Comment, lorsqu'on évoque Paris, comprendre le paradoxe entre la forte présence imaginaire de la Seine et la relative indifférence des Parisiens d'aujourd'hui à l'égard de ses berges ? Mettant en lumière l'étonnante diversité des rôles du fleuve dans la ville du XVIIIe siècle, Isabelle Backouche montre à quel point la Seine a longtemps été stratégique, tant pour les hommes que pour les pouvoirs. Tout à la fois espace partagé, espace contesté et espace remodelé, le fleuve a ainsi pesé d'un poids déterminant dans le façonnement de la vie urbaine.
Cependant, au tournant des XVIIIe et XIXe siècles, la Seine s'écarte de cette vocation pour devenir une voie de navigation nationale de plus en plus étrangère à la capitale, un fleuve monumental et désincarné. Ce nouveau destin puise ses formes et ses représentations dans le siècle des Lumières. De la ville ancienne à la ville contemporaine, le fleuve a eu sa chronologie singulière, bien éloignée des rythmes, historiographiquement plus conventionnels, d'une mutation parisienne scandée par l'haussmannisation.
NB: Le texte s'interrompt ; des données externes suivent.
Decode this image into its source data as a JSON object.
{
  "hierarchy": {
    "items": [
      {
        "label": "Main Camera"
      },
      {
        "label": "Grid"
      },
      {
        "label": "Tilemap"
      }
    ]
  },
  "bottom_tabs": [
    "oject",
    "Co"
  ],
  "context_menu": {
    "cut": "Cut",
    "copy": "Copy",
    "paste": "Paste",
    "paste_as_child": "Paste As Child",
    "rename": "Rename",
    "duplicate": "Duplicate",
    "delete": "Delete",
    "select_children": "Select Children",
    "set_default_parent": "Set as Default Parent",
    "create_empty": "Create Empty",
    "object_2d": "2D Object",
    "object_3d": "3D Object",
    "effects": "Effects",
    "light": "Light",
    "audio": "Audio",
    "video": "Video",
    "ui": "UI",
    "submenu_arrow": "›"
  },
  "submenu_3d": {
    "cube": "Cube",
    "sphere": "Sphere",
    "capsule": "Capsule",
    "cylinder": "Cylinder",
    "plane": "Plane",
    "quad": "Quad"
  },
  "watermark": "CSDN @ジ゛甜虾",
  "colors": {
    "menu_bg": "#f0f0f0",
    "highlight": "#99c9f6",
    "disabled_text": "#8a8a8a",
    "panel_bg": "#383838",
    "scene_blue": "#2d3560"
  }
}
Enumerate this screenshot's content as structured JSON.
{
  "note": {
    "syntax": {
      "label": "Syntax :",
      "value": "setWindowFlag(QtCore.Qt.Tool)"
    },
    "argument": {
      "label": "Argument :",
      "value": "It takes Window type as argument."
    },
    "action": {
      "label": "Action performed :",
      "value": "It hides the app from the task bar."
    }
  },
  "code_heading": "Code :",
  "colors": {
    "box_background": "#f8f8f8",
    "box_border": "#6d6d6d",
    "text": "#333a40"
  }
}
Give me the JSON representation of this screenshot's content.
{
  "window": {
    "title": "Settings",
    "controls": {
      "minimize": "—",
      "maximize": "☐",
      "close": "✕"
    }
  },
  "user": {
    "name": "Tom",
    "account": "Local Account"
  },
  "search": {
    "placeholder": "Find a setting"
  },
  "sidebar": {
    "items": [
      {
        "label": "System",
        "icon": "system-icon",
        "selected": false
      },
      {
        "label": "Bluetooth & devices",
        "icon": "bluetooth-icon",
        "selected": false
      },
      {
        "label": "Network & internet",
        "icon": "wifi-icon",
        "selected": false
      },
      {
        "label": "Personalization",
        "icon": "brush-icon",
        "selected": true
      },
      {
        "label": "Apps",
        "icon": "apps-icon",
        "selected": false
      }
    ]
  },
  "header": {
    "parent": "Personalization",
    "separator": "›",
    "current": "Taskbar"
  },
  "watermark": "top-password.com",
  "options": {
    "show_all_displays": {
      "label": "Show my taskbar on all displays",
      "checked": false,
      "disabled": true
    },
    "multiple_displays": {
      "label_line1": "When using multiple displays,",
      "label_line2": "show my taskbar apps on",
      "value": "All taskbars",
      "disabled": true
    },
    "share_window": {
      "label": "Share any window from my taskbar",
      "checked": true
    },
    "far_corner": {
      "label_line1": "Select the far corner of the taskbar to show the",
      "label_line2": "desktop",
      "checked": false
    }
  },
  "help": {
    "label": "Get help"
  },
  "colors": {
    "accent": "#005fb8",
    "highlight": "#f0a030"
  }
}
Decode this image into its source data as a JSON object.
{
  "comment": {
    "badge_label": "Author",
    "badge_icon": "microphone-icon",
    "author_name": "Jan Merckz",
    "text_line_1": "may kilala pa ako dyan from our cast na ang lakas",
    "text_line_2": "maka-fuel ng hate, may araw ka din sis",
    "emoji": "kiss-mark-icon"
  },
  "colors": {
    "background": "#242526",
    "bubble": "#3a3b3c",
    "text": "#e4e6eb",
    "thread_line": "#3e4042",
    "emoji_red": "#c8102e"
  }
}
Sensible à la diversité des acteurs et des intérêts qui les animent, cette histoire de la rupture entre la Seine et Paris nous fait voir combien importe la solidarité entre les usages, les représentations et les aménagements d'un territoire. La Seine offre ainsi un fécond terrain d'expérimentation pour comprendre le devenir urbain et les relations mouvantes de l'homme et de la ville.